In Cartesian coordinates, derivatives focus on changes in x and y with respect to another variable, often time $t$.
It's essential to grasp how the velocities in Cartesian coordinates $\frac{dx}{dt}$ and $\frac{dy}{dt}$ link back to polar forms.

• The derivative $\frac{dx}{dt}$ is derived from $r\cos (\theta )$, factoring in how both r and $\theta$ change over time.


• Similarly, $\frac{dy}{dt}$ comes from $r\sin (\theta )$ and includes both $\frac{dr}{dt}$ and $\frac{d\theta }{dt}$.

These equations tie back to how motion in a polar system translates to a Cartesian plane.
This helps in solving problems where the position is defined in polar terms, but needs to be understood or evaluated in Cartesian ones.

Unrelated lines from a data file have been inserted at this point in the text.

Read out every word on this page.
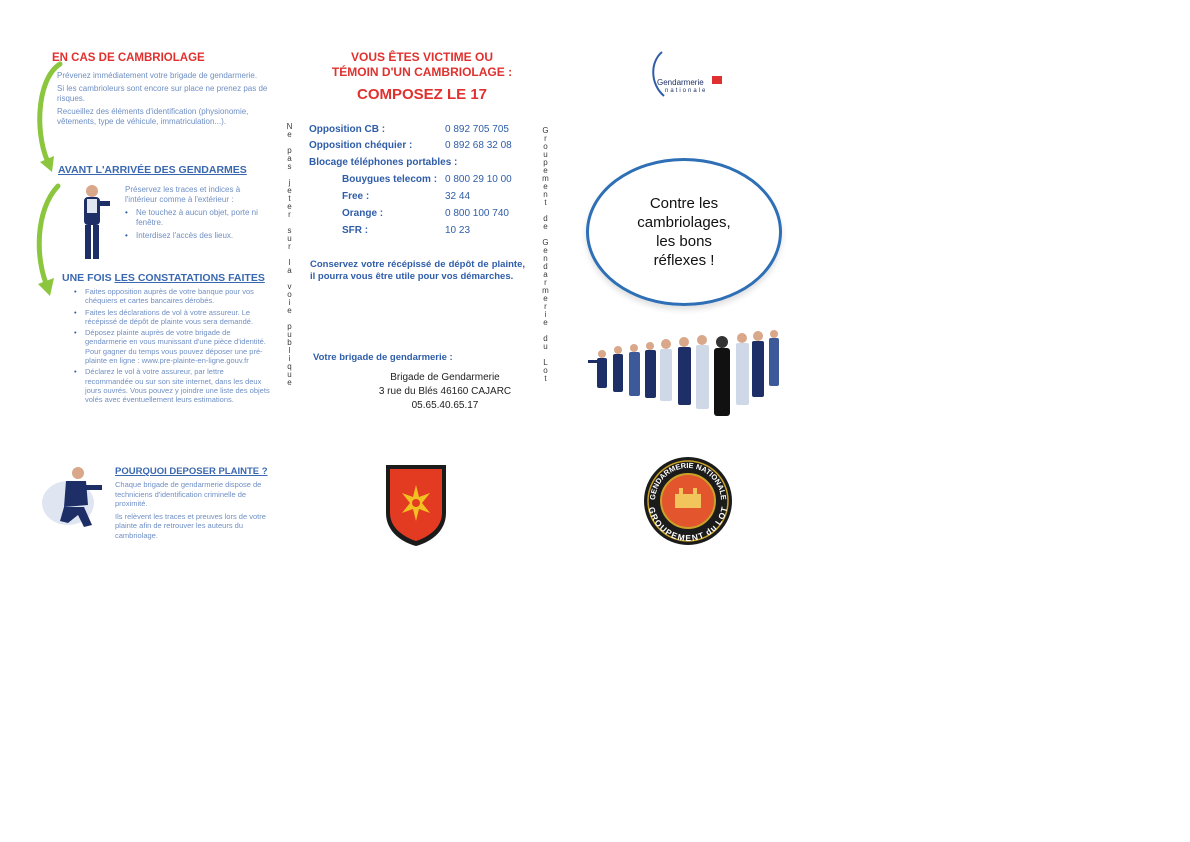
EN CAS DE CAMBRIOLAGE
Prévenez immédiatement votre brigade de gendarmerie.
Si les cambrioleurs sont encore sur place ne prenez pas de risques.
Recueillez des éléments d'identification (physionomie, vêtements, type de véhicule, immatriculation...).
AVANT L'ARRIVÉE DES GENDARMES
Préservez les traces et indices à l'intérieur comme à l'extérieur :
• Ne touchez à aucun objet, porte ni fenêtre.
• Interdisez l'accès des lieux.
UNE FOIS LES CONSTATATIONS FAITES
• Faites opposition auprès de votre banque pour vos chéquiers et cartes bancaires dérobés.
• Faites les déclarations de vol à votre assureur. Le récépissé de dépôt de plainte vous sera demandé.
• Déposez plainte auprès de votre brigade de gendarmerie en vous munissant d'une pièce d'identité. Pour gagner du temps vous pouvez déposer une pré-plainte en ligne : www.pre-plainte-en-ligne.gouv.fr
• Déclarez le vol à votre assureur, par lettre recommandée ou sur son site internet, dans les deux jours ouvrés. Vous pouvez y joindre une liste des objets volés avec éventuellement leurs estimations.
POURQUOI DEPOSER PLAINTE ?
Chaque brigade de gendarmerie dispose de techniciens d'identification criminelle de proximité.
Ils relèvent les traces et preuves lors de votre plainte afin de retrouver les auteurs du cambriolage.
VOUS ÊTES VICTIME OU
TÉMOIN D'UN CAMBRIOLAGE :
COMPOSEZ LE 17
Ne pas jeter sur la voie publique	Groupement de Gendarmerie du Lot
Opposition CB :	0 892 705 705
Opposition chéquier :	0 892 68 32 08
Blocage téléphones portables :
Bouygues telecom : 0 800 29 10 00
Free :	32 44
Orange :	0 800 100 740
SFR :	10 23
Conservez votre récépissé de dépôt de plainte, il pourra vous être utile pour vos démarches.
Votre brigade de gendarmerie :
Brigade de Gendarmerie
3 rue du Blés 46160 CAJARC
05.65.40.65.17
Gendarmerie
nationale
Contre les cambriolages, les bons réflexes !
GENDARMERIE NATIONALE
GROUPEMENT du LOT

Polar Coordinates Calculus

Polar coordinates calculus explores how we can compute derivatives and integrals when our variables are radius $r$ and angle $\theta$.
This requires understanding and leveraging the relationships between polar and Cartesian forms.
When integrating or differentiating in polar coordinates, we often start by converting our equations to Cartesian or utilize transformations.
For instance:

• The expression $x\frac{dy}{dt}-y\frac{dx}{dt}$ relates polar velocities through Cartesian expressions.


• After substitutions and simplifications in such calculus problems, we often end up simplifying in a way that leverages these interrelationships.

The calculation shown in the exercise demonstrates how operations in polar coordinates can be proven equivalently, using their Cartesian counterparts.
Resulting expressions, like $\frac{d\theta }{dt}=\frac{1}{r^2}[x\frac{dy}{dt}-y\frac{dx}{dt}]$, showcase the powerful insights calculus can provide when transitioning between these two systems of coordinates.